Source DJ     - Dow Jones                                         

Rackable buying Silicon Graphics

In related news, Silicon Graphics files for bankruptcy.

Details are sparse and conference call isn’t till 5pm.

How bad is business that Silicon Graphics looks good to you, Rackable?  Yikes.

DRAM Diatribe

Taiwan Memory Corporation, the state bad DRAM bank, has chosen Elpida as their primary technology partner.  The release suggests Micron is still in the running to be included in the conglomerate, yet Micron’s technology is based on different architecture so this seems unlikely.  Besides Elpida, it is unclear which vendors will wind up part of Taiwan Memory.  Nonetheless, DRAM shares shot higher around the world with Elpida, Hynix, Powerchip and others closing up limit.  Spot prices apparently moved down.

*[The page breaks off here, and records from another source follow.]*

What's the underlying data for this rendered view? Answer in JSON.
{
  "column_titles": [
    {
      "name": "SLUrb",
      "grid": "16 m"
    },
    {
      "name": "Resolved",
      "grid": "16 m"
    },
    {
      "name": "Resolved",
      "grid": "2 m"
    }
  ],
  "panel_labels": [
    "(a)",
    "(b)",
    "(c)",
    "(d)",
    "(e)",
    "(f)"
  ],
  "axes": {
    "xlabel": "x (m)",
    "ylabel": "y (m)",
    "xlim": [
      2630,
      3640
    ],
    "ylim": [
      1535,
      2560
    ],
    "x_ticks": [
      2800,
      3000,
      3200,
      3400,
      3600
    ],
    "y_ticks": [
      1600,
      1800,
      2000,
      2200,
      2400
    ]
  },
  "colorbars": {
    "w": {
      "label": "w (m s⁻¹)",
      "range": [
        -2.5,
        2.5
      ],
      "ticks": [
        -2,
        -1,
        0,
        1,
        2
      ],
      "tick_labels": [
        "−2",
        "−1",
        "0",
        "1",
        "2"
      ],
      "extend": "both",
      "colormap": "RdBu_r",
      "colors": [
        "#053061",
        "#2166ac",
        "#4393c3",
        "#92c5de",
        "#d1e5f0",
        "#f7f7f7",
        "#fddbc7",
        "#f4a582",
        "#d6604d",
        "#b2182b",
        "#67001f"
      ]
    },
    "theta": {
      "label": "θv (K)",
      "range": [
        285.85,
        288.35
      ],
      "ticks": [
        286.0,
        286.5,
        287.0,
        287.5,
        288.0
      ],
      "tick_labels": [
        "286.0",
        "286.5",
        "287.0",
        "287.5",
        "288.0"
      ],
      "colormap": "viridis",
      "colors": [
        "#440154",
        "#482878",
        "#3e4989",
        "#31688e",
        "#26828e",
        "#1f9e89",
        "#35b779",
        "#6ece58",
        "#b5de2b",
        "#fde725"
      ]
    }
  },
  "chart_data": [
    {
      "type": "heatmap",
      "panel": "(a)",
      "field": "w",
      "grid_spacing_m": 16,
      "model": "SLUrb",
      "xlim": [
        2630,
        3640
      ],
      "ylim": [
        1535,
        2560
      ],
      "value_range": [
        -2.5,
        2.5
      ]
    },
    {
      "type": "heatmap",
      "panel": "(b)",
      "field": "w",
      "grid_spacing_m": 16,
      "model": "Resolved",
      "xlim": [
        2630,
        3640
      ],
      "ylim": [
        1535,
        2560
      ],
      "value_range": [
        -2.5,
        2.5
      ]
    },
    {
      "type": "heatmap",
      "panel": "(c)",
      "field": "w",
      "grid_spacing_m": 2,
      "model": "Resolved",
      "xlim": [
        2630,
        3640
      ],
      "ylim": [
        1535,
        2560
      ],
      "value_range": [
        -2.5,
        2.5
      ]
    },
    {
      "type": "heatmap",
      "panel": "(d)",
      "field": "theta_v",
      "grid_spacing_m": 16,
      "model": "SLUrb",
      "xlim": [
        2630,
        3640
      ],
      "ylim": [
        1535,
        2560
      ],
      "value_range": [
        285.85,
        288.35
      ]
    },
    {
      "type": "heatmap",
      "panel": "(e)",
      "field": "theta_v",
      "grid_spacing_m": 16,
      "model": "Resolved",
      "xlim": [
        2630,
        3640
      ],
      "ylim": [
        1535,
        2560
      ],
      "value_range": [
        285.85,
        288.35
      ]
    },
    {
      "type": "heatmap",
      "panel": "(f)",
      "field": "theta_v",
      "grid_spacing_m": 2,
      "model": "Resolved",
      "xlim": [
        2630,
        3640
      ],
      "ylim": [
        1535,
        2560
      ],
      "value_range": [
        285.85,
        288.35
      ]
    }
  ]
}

DRAMexchange put out a forecast suggesting DRAM supply will grow 3% (down from prior estimate of 17.82%) and demand will grow 13.84% (down from prior 19.82%).  As a result, they predict shortages in the second half of 2009, though they say at present OEMs seem to be loaded with over a month of low-cost inventory, which must be eaten through first.  They speculate prices will rise to $1.20-$1.50 if the inventory reduction goes well.

NAND is expected to see a ramp of production in 2Q in anticipation of the second half consumer electronics build.  They don’t hazard a guess at supply/demand dynamics here.

The Skew:  Resolution of Taiwan Memory would lead to some visibility as it will have some kind of budget.  The counter argument is that even if they do, there’s so much idle capacity that can be brought back online that it won’t matter.  In the meanwhile, capital spending is on hold as players await a clearer picture of the competitive landscape.  Many semiconductor capital equipment companies are seeing levels of business that indicate a total freeze in the market place.  Taiwan Semi (TSM) is seeing utilization as high as 90% according to some press reports.  Without demand forecast increases by PC and cellphone manufacturers its unlikely these rates of recovery will be sustained.  If demand stays constant for another quarter, though, the foundries could be forced to actually buy some equipment.

Analysts and semicap equipment companies have been guiding for several quarters of dragging along the bottom.  The stocks trade mostly at under 2* book, having troughed close to book.  I generally favor buying semicaps on weakness as companies are aggressively cutting costs.  They’re telling you business will suck for the next year and a half.  I’ll tell you what sucks – semiconductor capital equipment vendor ability to predict the future – they’re the worst.  The longer their forecast gets, the better off you are betting against it.  They say several quarters of bottom dragging and that probably means you should buy the stocks.